Editor's Viewpoint: A damning verdict on Northern Ireland justice system
The wheels of justice, according to the old adage, turn slowly, but it was never envisaged that they would turn as slowly as they do in Northern Ireland.
The NI Audit Office examination of the justice system here makes very uncomfortable reading. Crown Court cases take twice as long as in England and Wales, typically racking up 500 days from reporting of a crime until a verdict is reached. One in eight cases takes twice that time.
Other faults found included the cost of criminal justice here being significantly higher than in England and Wales, weaknesses in the early stages of investigations leading to delays in cases going to court, and ineffective and adjourned hearings causing more delays.

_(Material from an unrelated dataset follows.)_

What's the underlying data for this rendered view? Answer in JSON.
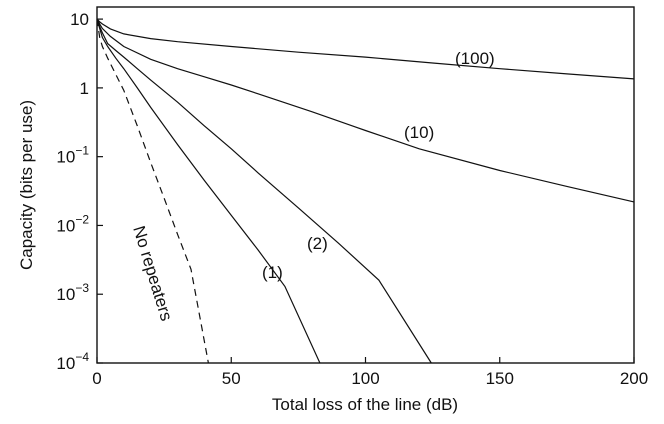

The net result is a slow, costly and inefficient system which lets down those seeking justice, with defendants and witnesses who waste a lot of time turning up for hearings without being called.
But none of these problems are new. A 2015 report from the Criminal Justice Inspection NI made similarly scathing findings. It found that one third of case files submitted by police to the Public Prosecution Service (PPS) were either of an unsatisfactory or a poor standard.
The Chief Inspector Brendan McGuigan pointed out that poor-standard files lead to increased costs, court adjournments, avoidable delay and, in the worst case, prosecutions being discontinued, all weakening public confidence in the justice system. Yet the same issues still rear their heads.
And the report, by implication, says that delays in bringing cases to a conclusion also impact on the fight against crime. Police witnesses spend a lot of time in court only for hearings to be adjourned, or else they are not called. In all those instances they could be investigating new crimes.
The Department of Justice, PSNI, PPS and the Courts Service in a joint response say they are committed to speeding up the justice system; a range of savings measures have been put in place and improvements to the system are being delivered via a number of initiatives based around law reform and an increased focus on performance.
There is no reason to doubt what these bodies say but fine words are just that unless backed up by visible results, and those have yet to be delivered. The Audit Office report talks of the same persistent issues impacting on the delivery of justice. Yet who will drive the required changes as long as Stormont stays empty?